STEVEN Mnuchin, le secrétariat américain au Trésor, a envoyé, le mercredi 17 juin, une lettre à ses homologues français, britannique, espagnol et italien, dans laquelle il les informe de la « pause » des négociations. « Les États-Unis ont suggéré de faire une pause dans les pourparlers de l’OCDE sur la fiscalité internationale au moment où les gouvernements du monde entier se concentrent sur la réponse à la pandémie de Covid-19 et sur la réouverture en toute sécurité de leurs économies », a déclaré dans un communiqué Monica Crowley, la chargée des affaires publiques. Face à cette annonce, Bruno Le Maire, le ministre français des Finances, a dénoncé ce jeudi 18 juin une « provocation » de la part des États-Unis. C’est dire que tout est à refaire maintenant ?
Au cours d’une audition mercredi dernier devant la Chambre des représentants, Robert Lighthizer, le représentant américain au Commerce, n’avait pourtant pas exclu un accord multilatéral. « Je pense qu’il y a clairement la place pour un règlement négocié », a-t-il dit. « Nous avons besoin d’un régime international qui se concentre non seulement sur certaines industries, mais encore sur la manière dont nous allons taxer les gens à l’échelle internationale ». Mais il avait semé le trouble en affirmant que le secrétaire au Trésor avait décidé de se retirer des négociations.

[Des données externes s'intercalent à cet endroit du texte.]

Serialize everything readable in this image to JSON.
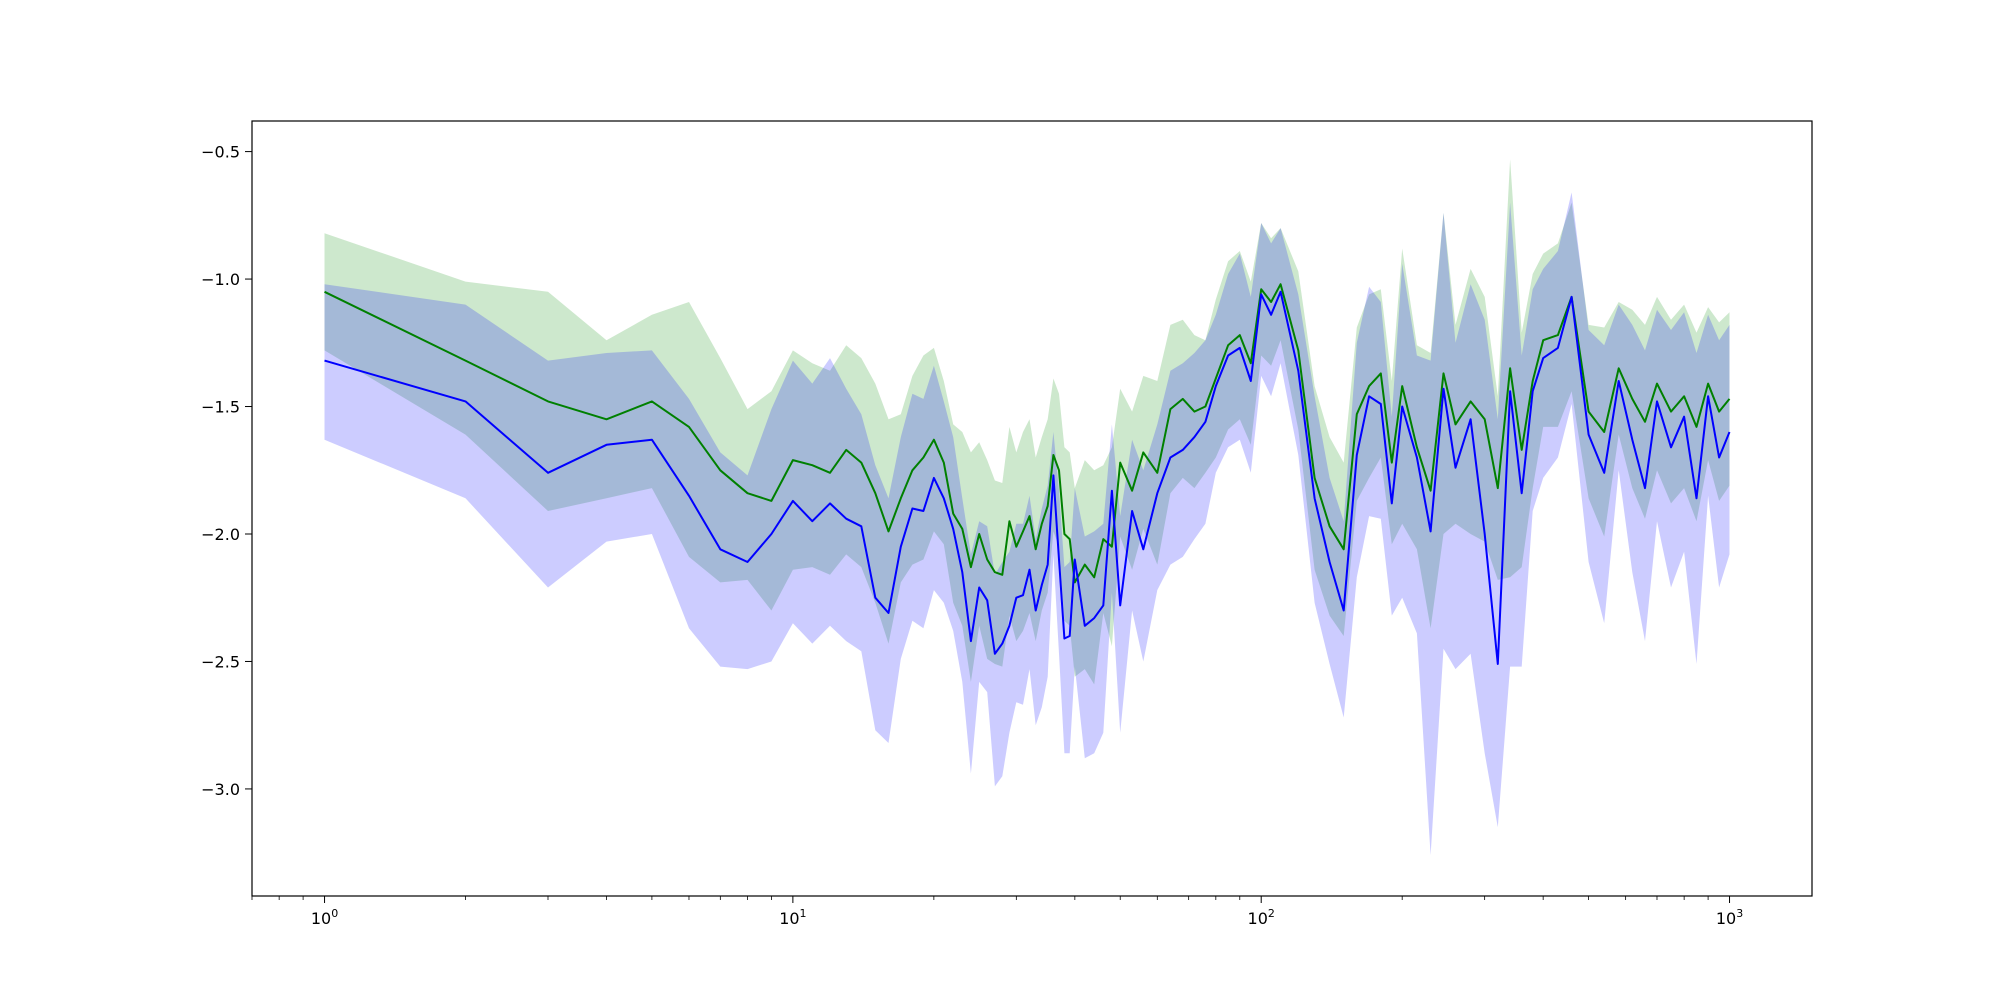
{
  "chart_data": {
    "type": "line",
    "x_scale": "log",
    "xlim": [
      0.7,
      1500
    ],
    "ylim": [
      -3.42,
      -0.38
    ],
    "grid": false,
    "x_ticks": [
      {
        "value": 1,
        "base": "10",
        "exp": "0"
      },
      {
        "value": 10,
        "base": "10",
        "exp": "1"
      },
      {
        "value": 100,
        "base": "10",
        "exp": "2"
      },
      {
        "value": 1000,
        "base": "10",
        "exp": "3"
      }
    ],
    "y_ticks": [
      {
        "value": -0.5,
        "label": "−0.5"
      },
      {
        "value": -1.0,
        "label": "−1.0"
      },
      {
        "value": -1.5,
        "label": "−1.5"
      },
      {
        "value": -2.0,
        "label": "−2.0"
      },
      {
        "value": -2.5,
        "label": "−2.5"
      },
      {
        "value": -3.0,
        "label": "−3.0"
      }
    ],
    "series": [
      {
        "color": "#008000",
        "band_color": "#2ca02c",
        "band_opacity": 0.24,
        "x": [
          1,
          2,
          3,
          4,
          5,
          6,
          7,
          8,
          9,
          10,
          11,
          12,
          13,
          14,
          15,
          16,
          17,
          18,
          19,
          20,
          21,
          22,
          23,
          24,
          25,
          26,
          27,
          28,
          29,
          30,
          31,
          32,
          33,
          34,
          35,
          36,
          37,
          38,
          39,
          40,
          42,
          44,
          46,
          48,
          50,
          53,
          56,
          60,
          64,
          68,
          72,
          76,
          80,
          85,
          90,
          95,
          100,
          105,
          110,
          120,
          130,
          140,
          150,
          160,
          170,
          180,
          190,
          200,
          215,
          230,
          245,
          260,
          280,
          300,
          320,
          340,
          360,
          380,
          400,
          430,
          460,
          500,
          540,
          580,
          620,
          660,
          700,
          750,
          800,
          850,
          900,
          950,
          1000
        ],
        "y": [
          -1.05,
          -1.32,
          -1.48,
          -1.55,
          -1.48,
          -1.58,
          -1.75,
          -1.84,
          -1.87,
          -1.71,
          -1.73,
          -1.76,
          -1.67,
          -1.72,
          -1.84,
          -1.99,
          -1.86,
          -1.75,
          -1.7,
          -1.63,
          -1.72,
          -1.92,
          -1.98,
          -2.13,
          -2.0,
          -2.1,
          -2.15,
          -2.16,
          -1.95,
          -2.05,
          -1.99,
          -1.93,
          -2.06,
          -1.96,
          -1.89,
          -1.69,
          -1.75,
          -2.0,
          -2.02,
          -2.19,
          -2.12,
          -2.17,
          -2.02,
          -2.05,
          -1.72,
          -1.83,
          -1.68,
          -1.76,
          -1.51,
          -1.47,
          -1.52,
          -1.5,
          -1.39,
          -1.26,
          -1.22,
          -1.33,
          -1.04,
          -1.09,
          -1.02,
          -1.28,
          -1.78,
          -1.97,
          -2.06,
          -1.53,
          -1.42,
          -1.37,
          -1.72,
          -1.42,
          -1.66,
          -1.83,
          -1.37,
          -1.57,
          -1.48,
          -1.55,
          -1.82,
          -1.35,
          -1.67,
          -1.4,
          -1.24,
          -1.22,
          -1.07,
          -1.52,
          -1.6,
          -1.35,
          -1.47,
          -1.56,
          -1.41,
          -1.52,
          -1.46,
          -1.58,
          -1.41,
          -1.52,
          -1.47
        ],
        "upper": [
          -0.82,
          -1.01,
          -1.05,
          -1.24,
          -1.14,
          -1.09,
          -1.31,
          -1.51,
          -1.44,
          -1.28,
          -1.33,
          -1.36,
          -1.26,
          -1.31,
          -1.41,
          -1.55,
          -1.53,
          -1.38,
          -1.3,
          -1.27,
          -1.4,
          -1.57,
          -1.6,
          -1.68,
          -1.64,
          -1.71,
          -1.79,
          -1.8,
          -1.58,
          -1.68,
          -1.6,
          -1.55,
          -1.7,
          -1.62,
          -1.55,
          -1.39,
          -1.45,
          -1.66,
          -1.68,
          -1.82,
          -1.71,
          -1.75,
          -1.73,
          -1.66,
          -1.43,
          -1.52,
          -1.38,
          -1.4,
          -1.18,
          -1.16,
          -1.22,
          -1.24,
          -1.08,
          -0.93,
          -0.89,
          -1.01,
          -0.78,
          -0.84,
          -0.8,
          -0.97,
          -1.42,
          -1.62,
          -1.72,
          -1.19,
          -1.06,
          -1.04,
          -1.4,
          -0.88,
          -1.26,
          -1.29,
          -0.74,
          -1.18,
          -0.96,
          -1.07,
          -1.46,
          -0.53,
          -1.21,
          -0.98,
          -0.9,
          -0.86,
          -0.7,
          -1.18,
          -1.19,
          -1.09,
          -1.12,
          -1.18,
          -1.07,
          -1.16,
          -1.1,
          -1.21,
          -1.11,
          -1.17,
          -1.13
        ],
        "lower": [
          -1.28,
          -1.61,
          -1.91,
          -1.86,
          -1.82,
          -2.09,
          -2.19,
          -2.18,
          -2.3,
          -2.14,
          -2.13,
          -2.16,
          -2.08,
          -2.13,
          -2.27,
          -2.43,
          -2.19,
          -2.12,
          -2.1,
          -1.99,
          -2.04,
          -2.27,
          -2.36,
          -2.58,
          -2.36,
          -2.49,
          -2.51,
          -2.52,
          -2.32,
          -2.42,
          -2.38,
          -2.31,
          -2.42,
          -2.3,
          -2.23,
          -1.99,
          -2.05,
          -2.34,
          -2.36,
          -2.56,
          -2.53,
          -2.59,
          -2.31,
          -2.44,
          -2.01,
          -2.14,
          -1.98,
          -2.12,
          -1.84,
          -1.78,
          -1.82,
          -1.76,
          -1.7,
          -1.59,
          -1.55,
          -1.65,
          -1.3,
          -1.34,
          -1.24,
          -1.59,
          -2.14,
          -2.32,
          -2.4,
          -1.87,
          -1.78,
          -1.7,
          -2.04,
          -1.96,
          -2.06,
          -2.37,
          -2.0,
          -1.96,
          -2.0,
          -2.03,
          -2.18,
          -2.17,
          -2.13,
          -1.82,
          -1.58,
          -1.58,
          -1.44,
          -1.86,
          -2.01,
          -1.61,
          -1.82,
          -1.94,
          -1.75,
          -1.88,
          -1.82,
          -1.95,
          -1.71,
          -1.87,
          -1.81
        ]
      },
      {
        "color": "#0000ff",
        "band_color": "#0000ff",
        "band_opacity": 0.2,
        "x": [
          1,
          2,
          3,
          4,
          5,
          6,
          7,
          8,
          9,
          10,
          11,
          12,
          13,
          14,
          15,
          16,
          17,
          18,
          19,
          20,
          21,
          22,
          23,
          24,
          25,
          26,
          27,
          28,
          29,
          30,
          31,
          32,
          33,
          34,
          35,
          36,
          37,
          38,
          39,
          40,
          42,
          44,
          46,
          48,
          50,
          53,
          56,
          60,
          64,
          68,
          72,
          76,
          80,
          85,
          90,
          95,
          100,
          105,
          110,
          120,
          130,
          140,
          150,
          160,
          170,
          180,
          190,
          200,
          215,
          230,
          245,
          260,
          280,
          300,
          320,
          340,
          360,
          380,
          400,
          430,
          460,
          500,
          540,
          580,
          620,
          660,
          700,
          750,
          800,
          850,
          900,
          950,
          1000
        ],
        "y": [
          -1.32,
          -1.48,
          -1.76,
          -1.65,
          -1.63,
          -1.85,
          -2.06,
          -2.11,
          -2.0,
          -1.87,
          -1.95,
          -1.88,
          -1.94,
          -1.97,
          -2.25,
          -2.31,
          -2.05,
          -1.9,
          -1.91,
          -1.78,
          -1.86,
          -1.98,
          -2.15,
          -2.42,
          -2.21,
          -2.26,
          -2.47,
          -2.43,
          -2.36,
          -2.25,
          -2.24,
          -2.14,
          -2.3,
          -2.2,
          -2.12,
          -1.77,
          -2.1,
          -2.41,
          -2.4,
          -2.1,
          -2.36,
          -2.33,
          -2.28,
          -1.83,
          -2.28,
          -1.91,
          -2.06,
          -1.84,
          -1.7,
          -1.67,
          -1.62,
          -1.56,
          -1.42,
          -1.3,
          -1.27,
          -1.4,
          -1.06,
          -1.14,
          -1.05,
          -1.36,
          -1.86,
          -2.11,
          -2.3,
          -1.69,
          -1.46,
          -1.49,
          -1.88,
          -1.5,
          -1.7,
          -1.99,
          -1.43,
          -1.74,
          -1.55,
          -2.0,
          -2.51,
          -1.44,
          -1.84,
          -1.44,
          -1.31,
          -1.27,
          -1.07,
          -1.61,
          -1.76,
          -1.4,
          -1.63,
          -1.82,
          -1.48,
          -1.66,
          -1.54,
          -1.86,
          -1.46,
          -1.7,
          -1.6
        ],
        "upper": [
          -1.02,
          -1.1,
          -1.32,
          -1.29,
          -1.28,
          -1.47,
          -1.68,
          -1.77,
          -1.51,
          -1.32,
          -1.41,
          -1.31,
          -1.43,
          -1.53,
          -1.73,
          -1.86,
          -1.62,
          -1.45,
          -1.47,
          -1.34,
          -1.48,
          -1.62,
          -1.86,
          -2.08,
          -1.95,
          -1.97,
          -2.16,
          -2.11,
          -2.07,
          -1.96,
          -1.96,
          -1.85,
          -2.02,
          -1.9,
          -1.81,
          -1.6,
          -1.83,
          -2.13,
          -2.11,
          -1.82,
          -2.01,
          -1.99,
          -1.96,
          -1.57,
          -1.93,
          -1.63,
          -1.75,
          -1.57,
          -1.36,
          -1.33,
          -1.29,
          -1.24,
          -1.14,
          -0.98,
          -0.9,
          -1.07,
          -0.78,
          -0.86,
          -0.8,
          -1.06,
          -1.46,
          -1.78,
          -1.95,
          -1.25,
          -1.03,
          -1.09,
          -1.54,
          -0.94,
          -1.3,
          -1.32,
          -0.74,
          -1.25,
          -1.02,
          -1.16,
          -1.55,
          -0.7,
          -1.3,
          -1.04,
          -0.96,
          -0.89,
          -0.66,
          -1.2,
          -1.26,
          -1.1,
          -1.18,
          -1.28,
          -1.12,
          -1.2,
          -1.13,
          -1.29,
          -1.14,
          -1.24,
          -1.18
        ],
        "lower": [
          -1.63,
          -1.86,
          -2.21,
          -2.03,
          -2.0,
          -2.37,
          -2.52,
          -2.53,
          -2.5,
          -2.35,
          -2.43,
          -2.36,
          -2.42,
          -2.46,
          -2.77,
          -2.82,
          -2.49,
          -2.34,
          -2.37,
          -2.22,
          -2.27,
          -2.38,
          -2.58,
          -2.94,
          -2.58,
          -2.62,
          -2.99,
          -2.95,
          -2.78,
          -2.66,
          -2.67,
          -2.53,
          -2.75,
          -2.68,
          -2.56,
          -2.08,
          -2.47,
          -2.86,
          -2.86,
          -2.52,
          -2.88,
          -2.86,
          -2.78,
          -2.23,
          -2.78,
          -2.3,
          -2.5,
          -2.22,
          -2.12,
          -2.09,
          -2.02,
          -1.96,
          -1.76,
          -1.66,
          -1.63,
          -1.76,
          -1.38,
          -1.46,
          -1.33,
          -1.69,
          -2.27,
          -2.51,
          -2.72,
          -2.17,
          -1.93,
          -1.94,
          -2.32,
          -2.25,
          -2.39,
          -3.26,
          -2.45,
          -2.53,
          -2.47,
          -2.86,
          -3.15,
          -2.52,
          -2.52,
          -1.91,
          -1.78,
          -1.7,
          -1.49,
          -2.11,
          -2.35,
          -1.75,
          -2.15,
          -2.42,
          -1.95,
          -2.21,
          -2.07,
          -2.51,
          -1.85,
          -2.21,
          -2.08
        ]
      }
    ]
  }
}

Début mai, le ministre français de l’Économie avait estimé que l’Union européenne devait de nouveau s’emparer du dossier de la taxation des géants du numérique dans la mesure où les travaux engagés à l’Organisation pour la coopération et le développement économiques « marqu(ai)ent le pas ».
« Une juste taxation »
« Cette lettre est une provocation », a déploré Bruno Le Maire, assurant que la France, le Royaume-Uni, l’Italie et l’Espagne avaient d’ores et déjà répondu aux États-Unis pour confirmer dans une lettre leur volonté d’obtenir « une juste taxation du digital à l’OCDE le plus vite possible ». Fin janvier, 137 pays s’étaient entendus pour aboutir d’ici la fin 2020 à un accord sur la taxation des multinationales, sous l’égide de l’OCDE. La taxation doit prendre en compte l’activité réelle réalisée dans chaque pays, pour éviter que les grands groupes dont les GAFA (Google, Amazon, Facebook, Apple) ne paient leurs impôts là où la fiscalité sur les bénéfices est la plus légère. « Nous étions à quelques centimètres d’un accord sur la taxation des géants du numérique, qui sont peut-être les seuls au monde à avoir tiré d’immenses bénéfices du coronavirus », a souligné Bruno Le Maire. Qui s’est aussi indigné de la manière dont la France était traitée : « Qu’est-ce que c’est que cette manière de traiter les alliés des États-Unis (…) en nous menaçant systématiquement de sanction », a-t-il dénoncé, assurant que son pays ne renoncerait pas à la taxe, qu’il a commencé à percevoir dès 2019.
La France, on le sait, a décidé d’imposer depuis le 1er janvier 2019 une taxe sur les grandes entreprises du numérique à hauteur de 3 % de leur chiffre d’affaires, en attendant l’adoption d’une fiscalité internationale. L’administration Trump a ensuite menacé de surtaxer « jusqu’à 100 % » l’équivalent de 2,4 milliards de dollars de produits français. « Nous appliquerons quoi qu’il arrive une taxation aux géants du digital en 2020 parce que c’est une question de justice », a-t-il assuré, rappelant que la taxe française « n’avait jamais été retirée, mais simplement suspendue pour quelques mois ». « Soit les États-Unis reviennent sur leur position et on arrive à un accord d’ici la fin de l’année 2020 et c’est la taxation internationale qui s’appliquera (…), soit il n’y a pas d’accord à l’OCDE parce que les États-Unis sont le seul pays à bloquer, dans ce cas on appliquera notre taxe nationale », a réitéré Bruno Le Maire.